Issues – Criminal Law – 1) Should the accomplice corroboration rule that “a conviction may not rest on the uncorroborated testimony of an accomplice,” be revisited and either replaced or revised to allow the jury to measure the weight of the evidence and judge the credibility of witnesses, with appropriate instruction from the trial court to guide it in the consideration of accomplice testimony? 2) Was the testimony of Respondent’s co-conspirators sufficiently corroborated, and, therefore, the evidence sufficient to convict Respondent of conspiracy to commit armed carjacking?

State of Maryland v. Willie B. Stewart – Case No. 53, September Term, 2018

(Unreported COSA Opinion by Judge Rodowsky)

Issues – Criminal Law – 1) What is the proper analysis for determining when jury verdicts are legally inconsistent? 2) Where a verbal threat was the basis for the robbery and assault charges, but the jury was instructed that second-degree “intent to frighten” assault required a finding that Respondent committed an act with the intent to place [the] victim in fear of immediate physical harm,” did CSA err in holding that the verdicts of guilty of threat-of-force robbery and not guilty of assault were legally inconsistent?

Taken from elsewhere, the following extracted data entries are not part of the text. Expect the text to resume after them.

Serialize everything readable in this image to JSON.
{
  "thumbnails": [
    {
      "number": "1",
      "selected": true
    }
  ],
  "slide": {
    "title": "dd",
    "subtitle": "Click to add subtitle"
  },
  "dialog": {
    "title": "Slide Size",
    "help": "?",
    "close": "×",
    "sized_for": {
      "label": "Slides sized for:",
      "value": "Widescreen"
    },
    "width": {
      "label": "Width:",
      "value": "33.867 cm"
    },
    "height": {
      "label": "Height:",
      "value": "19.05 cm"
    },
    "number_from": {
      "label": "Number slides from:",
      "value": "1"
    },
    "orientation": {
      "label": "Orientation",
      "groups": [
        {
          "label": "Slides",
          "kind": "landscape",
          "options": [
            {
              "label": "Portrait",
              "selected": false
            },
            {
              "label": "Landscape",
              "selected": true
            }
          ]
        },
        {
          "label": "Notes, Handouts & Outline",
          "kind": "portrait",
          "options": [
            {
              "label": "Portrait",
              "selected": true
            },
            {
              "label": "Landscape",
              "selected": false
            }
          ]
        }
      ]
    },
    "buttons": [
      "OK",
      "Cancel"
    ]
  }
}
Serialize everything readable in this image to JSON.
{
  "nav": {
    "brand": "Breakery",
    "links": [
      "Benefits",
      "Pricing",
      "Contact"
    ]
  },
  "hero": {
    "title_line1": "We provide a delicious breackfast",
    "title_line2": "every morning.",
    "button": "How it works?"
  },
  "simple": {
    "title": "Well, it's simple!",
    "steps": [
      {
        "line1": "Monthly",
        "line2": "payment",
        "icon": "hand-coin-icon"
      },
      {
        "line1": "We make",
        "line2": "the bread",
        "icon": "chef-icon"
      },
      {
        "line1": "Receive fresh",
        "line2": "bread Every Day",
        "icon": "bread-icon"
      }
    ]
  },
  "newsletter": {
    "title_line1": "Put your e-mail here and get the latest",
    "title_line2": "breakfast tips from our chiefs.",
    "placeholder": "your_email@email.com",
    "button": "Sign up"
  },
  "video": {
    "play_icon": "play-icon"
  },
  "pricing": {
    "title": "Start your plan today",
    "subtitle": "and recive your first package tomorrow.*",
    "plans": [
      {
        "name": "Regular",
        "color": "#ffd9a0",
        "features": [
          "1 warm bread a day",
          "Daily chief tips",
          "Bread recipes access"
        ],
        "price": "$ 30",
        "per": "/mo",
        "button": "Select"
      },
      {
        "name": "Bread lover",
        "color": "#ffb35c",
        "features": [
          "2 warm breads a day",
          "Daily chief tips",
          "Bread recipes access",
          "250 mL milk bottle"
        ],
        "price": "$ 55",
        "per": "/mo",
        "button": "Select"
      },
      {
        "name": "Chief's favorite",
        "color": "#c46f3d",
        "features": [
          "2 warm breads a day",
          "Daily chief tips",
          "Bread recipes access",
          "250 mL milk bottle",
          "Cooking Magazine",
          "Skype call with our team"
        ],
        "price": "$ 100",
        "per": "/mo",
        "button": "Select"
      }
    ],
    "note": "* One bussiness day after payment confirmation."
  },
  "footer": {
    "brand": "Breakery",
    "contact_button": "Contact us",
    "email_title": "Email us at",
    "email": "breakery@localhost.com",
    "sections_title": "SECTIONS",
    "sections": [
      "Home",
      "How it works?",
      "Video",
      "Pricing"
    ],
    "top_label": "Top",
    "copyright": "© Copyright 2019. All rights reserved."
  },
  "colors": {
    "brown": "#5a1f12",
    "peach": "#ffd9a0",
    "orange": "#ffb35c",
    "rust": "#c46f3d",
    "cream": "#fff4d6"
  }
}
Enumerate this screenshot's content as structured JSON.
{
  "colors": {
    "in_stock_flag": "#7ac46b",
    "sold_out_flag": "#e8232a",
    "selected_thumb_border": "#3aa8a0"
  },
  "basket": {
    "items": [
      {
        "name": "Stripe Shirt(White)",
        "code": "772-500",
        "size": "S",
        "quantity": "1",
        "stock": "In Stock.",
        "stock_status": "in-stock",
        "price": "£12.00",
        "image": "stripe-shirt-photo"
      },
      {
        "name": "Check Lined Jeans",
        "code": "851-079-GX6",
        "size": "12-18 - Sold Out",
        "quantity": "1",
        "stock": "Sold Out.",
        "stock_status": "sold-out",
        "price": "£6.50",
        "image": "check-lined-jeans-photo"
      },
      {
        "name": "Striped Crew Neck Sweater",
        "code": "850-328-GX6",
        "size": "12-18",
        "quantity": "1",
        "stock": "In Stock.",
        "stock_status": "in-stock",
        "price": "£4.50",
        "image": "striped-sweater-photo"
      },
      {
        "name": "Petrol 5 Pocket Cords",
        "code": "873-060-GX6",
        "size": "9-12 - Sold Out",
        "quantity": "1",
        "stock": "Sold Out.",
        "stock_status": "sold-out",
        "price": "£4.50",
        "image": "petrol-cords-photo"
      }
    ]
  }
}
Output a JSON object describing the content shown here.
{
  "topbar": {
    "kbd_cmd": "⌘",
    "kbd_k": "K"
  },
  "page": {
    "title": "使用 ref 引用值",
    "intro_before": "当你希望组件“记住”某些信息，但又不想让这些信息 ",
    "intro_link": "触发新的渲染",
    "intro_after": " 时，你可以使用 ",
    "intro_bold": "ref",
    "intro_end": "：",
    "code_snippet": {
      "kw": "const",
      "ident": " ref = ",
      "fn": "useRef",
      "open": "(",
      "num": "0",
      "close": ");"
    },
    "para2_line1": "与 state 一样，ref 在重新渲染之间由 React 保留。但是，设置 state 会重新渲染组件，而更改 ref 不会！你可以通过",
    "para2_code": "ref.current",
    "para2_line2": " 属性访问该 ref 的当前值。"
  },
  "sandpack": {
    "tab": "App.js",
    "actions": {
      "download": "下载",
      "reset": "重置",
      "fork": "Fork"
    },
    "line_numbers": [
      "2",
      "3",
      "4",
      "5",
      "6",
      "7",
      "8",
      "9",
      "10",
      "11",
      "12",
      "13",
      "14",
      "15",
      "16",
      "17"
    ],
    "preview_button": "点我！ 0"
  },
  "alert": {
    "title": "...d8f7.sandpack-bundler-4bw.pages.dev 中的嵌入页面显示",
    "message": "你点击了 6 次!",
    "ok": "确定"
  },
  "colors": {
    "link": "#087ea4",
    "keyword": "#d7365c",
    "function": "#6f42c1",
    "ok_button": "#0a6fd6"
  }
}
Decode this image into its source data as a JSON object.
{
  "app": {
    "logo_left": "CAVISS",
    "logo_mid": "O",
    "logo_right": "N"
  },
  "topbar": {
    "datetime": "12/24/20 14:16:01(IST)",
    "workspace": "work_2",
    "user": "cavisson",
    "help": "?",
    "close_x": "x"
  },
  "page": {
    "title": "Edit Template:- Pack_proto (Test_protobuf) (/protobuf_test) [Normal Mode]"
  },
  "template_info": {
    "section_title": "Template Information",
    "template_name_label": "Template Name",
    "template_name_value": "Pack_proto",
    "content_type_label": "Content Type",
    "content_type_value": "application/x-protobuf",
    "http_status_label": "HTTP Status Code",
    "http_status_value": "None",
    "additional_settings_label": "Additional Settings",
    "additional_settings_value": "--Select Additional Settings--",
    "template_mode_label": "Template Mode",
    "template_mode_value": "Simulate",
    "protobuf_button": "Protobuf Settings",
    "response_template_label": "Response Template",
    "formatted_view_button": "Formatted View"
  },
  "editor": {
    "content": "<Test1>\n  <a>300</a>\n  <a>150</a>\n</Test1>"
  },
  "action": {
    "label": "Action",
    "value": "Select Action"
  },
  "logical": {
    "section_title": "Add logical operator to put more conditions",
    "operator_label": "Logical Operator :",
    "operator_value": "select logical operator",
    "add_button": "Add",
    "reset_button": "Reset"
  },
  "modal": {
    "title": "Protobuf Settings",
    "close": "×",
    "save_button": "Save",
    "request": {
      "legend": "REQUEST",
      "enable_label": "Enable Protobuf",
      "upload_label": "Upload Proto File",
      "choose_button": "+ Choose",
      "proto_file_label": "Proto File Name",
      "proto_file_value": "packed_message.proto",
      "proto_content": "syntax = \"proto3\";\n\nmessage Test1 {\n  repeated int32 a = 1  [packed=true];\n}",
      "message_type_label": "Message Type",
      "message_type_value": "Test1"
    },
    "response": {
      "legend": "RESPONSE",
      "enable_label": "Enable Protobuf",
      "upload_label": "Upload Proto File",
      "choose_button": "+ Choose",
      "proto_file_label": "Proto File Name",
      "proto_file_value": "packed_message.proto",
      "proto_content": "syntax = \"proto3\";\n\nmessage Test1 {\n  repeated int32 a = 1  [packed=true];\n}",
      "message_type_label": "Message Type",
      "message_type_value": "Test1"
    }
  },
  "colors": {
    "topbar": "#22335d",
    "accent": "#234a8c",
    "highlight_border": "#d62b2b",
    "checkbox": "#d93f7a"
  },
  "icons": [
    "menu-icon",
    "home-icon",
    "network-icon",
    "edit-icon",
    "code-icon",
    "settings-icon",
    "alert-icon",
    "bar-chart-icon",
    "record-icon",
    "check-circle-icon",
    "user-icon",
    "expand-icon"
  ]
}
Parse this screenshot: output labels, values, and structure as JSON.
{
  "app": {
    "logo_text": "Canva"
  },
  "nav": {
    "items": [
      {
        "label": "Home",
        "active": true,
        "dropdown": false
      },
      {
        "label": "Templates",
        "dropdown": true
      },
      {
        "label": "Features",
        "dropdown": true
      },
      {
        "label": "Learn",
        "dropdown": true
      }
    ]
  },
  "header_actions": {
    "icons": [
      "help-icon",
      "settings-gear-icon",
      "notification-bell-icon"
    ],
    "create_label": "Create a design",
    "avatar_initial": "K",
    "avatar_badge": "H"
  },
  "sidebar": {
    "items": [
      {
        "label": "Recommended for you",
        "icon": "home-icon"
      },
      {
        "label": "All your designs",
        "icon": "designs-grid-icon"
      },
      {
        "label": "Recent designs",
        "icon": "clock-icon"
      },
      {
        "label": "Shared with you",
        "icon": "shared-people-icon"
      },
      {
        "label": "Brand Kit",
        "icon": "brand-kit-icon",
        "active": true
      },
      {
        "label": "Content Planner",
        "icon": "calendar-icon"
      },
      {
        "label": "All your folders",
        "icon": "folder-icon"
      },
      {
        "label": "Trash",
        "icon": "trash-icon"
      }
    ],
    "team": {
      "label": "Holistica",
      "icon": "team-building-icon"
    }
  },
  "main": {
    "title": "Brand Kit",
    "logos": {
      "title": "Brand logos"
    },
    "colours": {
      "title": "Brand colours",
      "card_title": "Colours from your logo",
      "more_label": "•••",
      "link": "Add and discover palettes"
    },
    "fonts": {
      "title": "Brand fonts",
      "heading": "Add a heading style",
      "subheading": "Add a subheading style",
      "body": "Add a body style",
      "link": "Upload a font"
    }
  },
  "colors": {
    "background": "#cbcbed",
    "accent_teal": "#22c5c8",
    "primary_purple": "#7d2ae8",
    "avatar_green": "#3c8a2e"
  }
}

Tamere Thornton v. State of Maryland – Case No. 51, September Term, 2018

(Reported COSA Opinion by Judge Arthur)

Issues – Criminal Law – 1) Did the trial court properly deny the motion to suppress on the grounds that Petitioner’s attempted flight from a pat-down, which the motions judge believed was based on “very questionabl[e] reasonable suspicion,” attenuated the link between any unlawful police conduct and the discovery of a firearm on Petitioner’s person? 2) Where it was never suggested in the trial court or on appeal to CSA that Petitioner’s attempted flight constituted a new crime, did CSA err in concluding that the flight established probable cause to arrest Petitioner for fleeing and eluding under the Transportation Article? 3) If Petitioner’s attempted flight did not provide probable cause to arrest him for the offense of fleeing and eluding, to what extent may flight in and of itself constitute an intervening circumstance for purposes of the attenuation doctrine? 4) Assuming, arguendo, that Petitioner’s attempted flight did establish probable cause to arrest him for fleeing and eluding, does the commission of any new crime attenuate the taint from an unlawful search or seizure, or only the commission of certain crimes? 5) Did CSA misapply the third factor of the attenuation doctrine (i.e., the purpose and flagrancy of the police misconduct)?